Ein Teil der 10 Millionen "Unique Visitors" ließe sich freilich in jene Gruppe einteilen, die nach den Wochen des Streits über die Reform neugierig schauen wollten, wie sich "Obamacare" visuell im Internet offenbart. Bleiben aber immer noch drei Millionen Bürger, laut Millward Brown Digital, die sich eigentlich registrieren lassen wollten, am Vorgang aber scheiterten. Lediglich eine Million schaffte es schlussendlich. Davon abgesehen avancierte die "Hilfe"-Seite: "Ich habe Schwierigkeiten, mich in meinen marketplace account einzuloggen" mit über 200.000 Klicks scheinbar zu einer der beliebtesten Unterseiten von Healthcare.gov.

"Miserabel” nannte der Vizepräsent Matthew Pace die Zahlen, so die Post weiter. Aneesh Chopra, ehemaliger leitender Technischer Mitarbeiter Obamas, interpretierte die Daten-Analyse auf seine Weise. Die Zahlen, so Chopra, würden vielmehr das anhaltende Interesse der Menschen für den Versicherungsschutz zeigen. Generell viel wichtiger wäre sowieso, dass über eine Million Menschen einen Account angelegt hätten. Den "heiligen Gral”, wie er nennt. Er sieht das Problem vielmehr in der Beliebtheit der Seite: "Ich glaube, die haben die Seite gebaut, um eine Kapazität von 60.000 Menschen zur gleichen Zeit zu unterstützen. Und was sie tatsächlich bekamen, waren über 250.000 Menschen zur genau gleichen Zeit."

Sein ehemaliger Chef ließ dagegen nach zwei Wochen Webseiten-Chaos verlauten, dass es "keine Ausrede" für das Scheitern gäbe. "Es gibt nichts schönzufärben. Die Webseite ist zu langsam. Menschen sind während des Anmeldungsverfahrens hängengeblieben. Die Probleme werden repariert", versprach Barack Obama während einer medienwirksamen Rede vor dem Weißen Haus. Bis dahin, so Obamas Rat, möge man doch bitte das Telefon oder die Email für die Anmeldung nutzen.

Falsche Datenübertragung, falsche Policen

Die schlechte Benutzeroberfläche ist dabei nicht einmal das größte Problem.

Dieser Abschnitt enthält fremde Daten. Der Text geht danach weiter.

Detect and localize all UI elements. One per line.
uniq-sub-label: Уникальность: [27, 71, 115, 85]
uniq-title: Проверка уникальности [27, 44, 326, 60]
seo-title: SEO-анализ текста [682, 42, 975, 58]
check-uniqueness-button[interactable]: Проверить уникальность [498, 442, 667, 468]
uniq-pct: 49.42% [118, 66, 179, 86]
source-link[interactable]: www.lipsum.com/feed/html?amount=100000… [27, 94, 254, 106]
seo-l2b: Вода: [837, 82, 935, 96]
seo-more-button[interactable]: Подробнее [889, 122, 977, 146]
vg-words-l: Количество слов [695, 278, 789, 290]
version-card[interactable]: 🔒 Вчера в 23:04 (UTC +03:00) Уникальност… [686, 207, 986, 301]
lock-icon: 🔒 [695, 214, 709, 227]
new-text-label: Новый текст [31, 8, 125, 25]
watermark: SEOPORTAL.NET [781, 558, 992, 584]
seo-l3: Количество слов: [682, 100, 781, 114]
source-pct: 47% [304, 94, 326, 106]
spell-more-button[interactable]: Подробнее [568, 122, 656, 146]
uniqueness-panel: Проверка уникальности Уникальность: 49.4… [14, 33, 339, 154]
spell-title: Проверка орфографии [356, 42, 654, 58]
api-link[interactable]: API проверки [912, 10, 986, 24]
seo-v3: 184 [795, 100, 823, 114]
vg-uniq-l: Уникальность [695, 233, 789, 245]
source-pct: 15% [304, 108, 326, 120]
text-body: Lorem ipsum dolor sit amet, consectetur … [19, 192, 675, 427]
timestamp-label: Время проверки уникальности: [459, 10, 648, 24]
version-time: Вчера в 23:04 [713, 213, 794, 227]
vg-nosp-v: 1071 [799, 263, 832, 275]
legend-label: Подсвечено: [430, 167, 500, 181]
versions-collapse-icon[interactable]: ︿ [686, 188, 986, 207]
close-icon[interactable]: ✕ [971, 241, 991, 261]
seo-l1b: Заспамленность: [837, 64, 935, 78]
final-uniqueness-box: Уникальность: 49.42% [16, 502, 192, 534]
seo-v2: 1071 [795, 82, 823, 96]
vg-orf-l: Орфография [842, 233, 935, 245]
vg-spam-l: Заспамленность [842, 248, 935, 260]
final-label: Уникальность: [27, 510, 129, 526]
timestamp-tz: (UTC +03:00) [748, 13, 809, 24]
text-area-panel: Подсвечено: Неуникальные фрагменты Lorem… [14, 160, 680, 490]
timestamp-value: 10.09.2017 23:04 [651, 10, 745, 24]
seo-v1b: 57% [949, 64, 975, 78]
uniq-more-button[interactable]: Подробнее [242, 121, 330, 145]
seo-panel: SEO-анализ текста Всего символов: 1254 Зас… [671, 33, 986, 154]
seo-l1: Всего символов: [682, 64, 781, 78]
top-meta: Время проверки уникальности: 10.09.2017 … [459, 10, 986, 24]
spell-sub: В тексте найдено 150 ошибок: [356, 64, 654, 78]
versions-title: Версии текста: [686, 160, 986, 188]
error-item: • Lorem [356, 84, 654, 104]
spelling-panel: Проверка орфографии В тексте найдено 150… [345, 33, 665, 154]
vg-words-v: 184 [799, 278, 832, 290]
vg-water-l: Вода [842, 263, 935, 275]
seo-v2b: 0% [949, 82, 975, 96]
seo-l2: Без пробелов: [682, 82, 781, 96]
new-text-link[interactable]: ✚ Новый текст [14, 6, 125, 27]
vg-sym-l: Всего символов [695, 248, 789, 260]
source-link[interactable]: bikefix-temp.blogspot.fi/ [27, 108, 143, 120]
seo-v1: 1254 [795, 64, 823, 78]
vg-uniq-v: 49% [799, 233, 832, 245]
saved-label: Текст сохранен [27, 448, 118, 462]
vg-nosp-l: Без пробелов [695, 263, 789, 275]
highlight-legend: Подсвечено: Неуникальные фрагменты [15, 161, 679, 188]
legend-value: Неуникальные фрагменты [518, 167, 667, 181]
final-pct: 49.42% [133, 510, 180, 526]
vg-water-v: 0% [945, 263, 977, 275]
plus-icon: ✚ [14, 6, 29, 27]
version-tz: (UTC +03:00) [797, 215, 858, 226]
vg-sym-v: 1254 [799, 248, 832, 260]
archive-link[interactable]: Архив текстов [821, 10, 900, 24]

Viel schwerer wiegt, was nach Eingabe der Daten passiert, wenn die Daten zur Überprüfung, für welche Versicherungsoption man denn nun berechtigt ist, weitergeschickt werden.

So sind unter anderem Adressen falsch übermittelt worden, ein Mann wurde durch ein Fehler im System gar zum Polygamisten abgeurteilt, statt tatsächlich einer Ehefrau wurden ihm gleich drei zugestanden, und manch ein Ehepartner galt plötzlich als Kind des anderen . Ein Kunde kauft auf Basis einer inkorrekten Datenübermittlung im Glauben, das Richtige zu tun, den falschen Krankenversicherungsplan oder gar keinen - ein Durcheinander, mit dem wohl nicht einmal einige "Obamacare"-Kritiker gerechnet hätten.